I'm not sure what you're saying here, Lee. I believe corner stores are largely an urban phenomenon?

@dynamic @LeoSammallahti I'm referring to scale. Small communities used to have stores, that were much like the corner store in a large urban neighborhood. Evan at smaller scale you have producers and services. The rush to capital has driven those things out of the community and into centralized bigger locations. The cost of cheaper goods has been lower wages and less jobs. Urbanization is largely a byproduct of a need for a cheaper local workforce.

@lwriemen @LeoSammallahti

Lee, I'm wondering if you can unpack the idea that urbanization is a byproduct of the need for cheaper labor. You probably have some context that I don't.

I don't know a whole lot about the history of urbanization, but thinking about serfs on medieval manors, slaves on U.S. southern plantations, and wage slaves in company towns, it seems like the owning classes have a ton of strategies for ensuring cheap labor that aren't necessarily related to density.

@dynamic @LeoSammallahti IANAE. Why are big cities formed? It's surely not just about socializing. Most people don't have millions of friends and family they need to be in close proximity with. Trade for necessities doesn't require it. It limits travel for specialized needs, but how often do such needs arise? It would be hard to find any instance of a large city that wasn't formed around some centralized power structure. i.e., money, religion, government.

@lwriemen @dynamic

I think better articulation than "why are big cities formed" is "why do people want to move from rural areas to cities".
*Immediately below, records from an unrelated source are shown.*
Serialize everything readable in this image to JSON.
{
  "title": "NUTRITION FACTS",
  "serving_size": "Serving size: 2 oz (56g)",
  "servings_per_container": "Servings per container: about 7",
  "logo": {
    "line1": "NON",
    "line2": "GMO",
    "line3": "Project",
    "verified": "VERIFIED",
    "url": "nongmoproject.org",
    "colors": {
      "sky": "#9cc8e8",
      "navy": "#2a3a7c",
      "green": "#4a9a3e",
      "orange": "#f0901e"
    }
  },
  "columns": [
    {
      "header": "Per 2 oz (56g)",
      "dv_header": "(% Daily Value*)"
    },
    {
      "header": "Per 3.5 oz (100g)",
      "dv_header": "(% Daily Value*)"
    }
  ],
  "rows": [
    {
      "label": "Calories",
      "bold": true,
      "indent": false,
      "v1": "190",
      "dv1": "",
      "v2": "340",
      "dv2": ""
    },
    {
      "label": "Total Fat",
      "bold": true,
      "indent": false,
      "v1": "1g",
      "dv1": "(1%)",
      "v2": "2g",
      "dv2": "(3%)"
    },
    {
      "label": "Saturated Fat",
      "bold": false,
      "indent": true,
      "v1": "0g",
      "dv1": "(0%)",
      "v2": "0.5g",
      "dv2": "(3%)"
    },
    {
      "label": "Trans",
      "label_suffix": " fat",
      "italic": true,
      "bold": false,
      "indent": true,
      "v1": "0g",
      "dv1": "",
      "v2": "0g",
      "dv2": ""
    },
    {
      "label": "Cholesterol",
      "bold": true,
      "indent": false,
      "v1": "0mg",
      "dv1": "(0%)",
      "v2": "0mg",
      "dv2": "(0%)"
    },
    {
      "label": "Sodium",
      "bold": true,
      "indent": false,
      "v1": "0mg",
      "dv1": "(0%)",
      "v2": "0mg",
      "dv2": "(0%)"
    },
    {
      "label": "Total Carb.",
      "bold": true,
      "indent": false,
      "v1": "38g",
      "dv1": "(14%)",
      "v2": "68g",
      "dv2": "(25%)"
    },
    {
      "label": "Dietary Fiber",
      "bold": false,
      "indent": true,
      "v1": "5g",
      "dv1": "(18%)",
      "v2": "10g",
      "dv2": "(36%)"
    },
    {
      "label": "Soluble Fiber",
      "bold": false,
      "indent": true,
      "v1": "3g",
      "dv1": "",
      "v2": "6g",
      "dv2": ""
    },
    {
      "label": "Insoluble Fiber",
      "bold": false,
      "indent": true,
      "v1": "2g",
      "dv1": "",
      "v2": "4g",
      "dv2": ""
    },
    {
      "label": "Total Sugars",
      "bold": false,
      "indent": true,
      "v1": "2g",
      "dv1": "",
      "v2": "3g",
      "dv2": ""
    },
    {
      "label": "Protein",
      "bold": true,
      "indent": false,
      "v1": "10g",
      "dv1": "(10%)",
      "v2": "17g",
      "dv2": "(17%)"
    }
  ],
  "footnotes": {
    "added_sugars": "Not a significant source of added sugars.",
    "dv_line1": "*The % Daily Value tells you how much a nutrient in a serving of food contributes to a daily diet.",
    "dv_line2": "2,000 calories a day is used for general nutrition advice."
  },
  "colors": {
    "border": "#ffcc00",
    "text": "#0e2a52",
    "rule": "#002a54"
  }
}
My guess would be that the main reason is because it's easier to provide a variety of opportunities to work and start a business than in a rural area.

You can have a lot of different pubs and restaurants to choose from.

People want more than bare necessities - they like to go to a barber instead of cutting their hair themselves etc.

@lwriemen @dynamic

Of course, some people value having a lot of space more than having a lot of job and business opportunities.

@lwriemen @dynamic

And people should be allowed to in rural areas if they so wish, but we shouldn't force people who live in urban areas to subsidise agriculture.

@LeoSammallahti @lwriemen

I agree with Leo that there's no reason to work against the existence of dense urban centers when there are so many people who choose that. To bring the conversation full circle, though, I'm interested to know whether Leo's model for decreasing the cost of services does or does not include subsidies. Saying that people in urban centers shouldn't subsidize agriculture should be balanced by saying that people who don't have as much need for luxury services shouldn't be forced to subsidize those services either.

@dynamic @LeoSammallahti There seem to be a lot of physical and mental health reasons to work against dense urban centers. There's also the self-sustainment issues (food as well as natural resources).

@lwriemen @LeoSammallahti
In terms of natural resources, to some extent I agree with what you are saying, Lee, but I don't think that there's a clear environmental case for dedensification *except* in the cases of people who are directly engaged in acquiring natural resources (or the communities that directly support those people): doctors, merchants, etc.

@lwriemen @LeoSammallahti

Depending on how society is structured, the fraction of the total population that needs to engage in natural resource acquisition can vary. In an agrarian vision, it might be essentially everybody. In our current global society, it's less than half of the population and declining. In principle, the portion could fall anywhere in between. From a strictly environmental standpoint, I think the ideal situation is for everyone who isn't *needed* for rural economies to live at high densities.

@dynamic @LeoSammallahti I think it's easier to visualise the limit of natural resources outside of an urban environment, but that's just me. It certainly isn't tied to density. I live near a city of ~70,000 that isn't very dense, and urbanites can be just as isolated from the rural.

@lwriemen @LeoSammallahti

I've started to wonder whether the real solution is to create a civic duty for everybody to spend some time working in agriculture, forestry, or similar.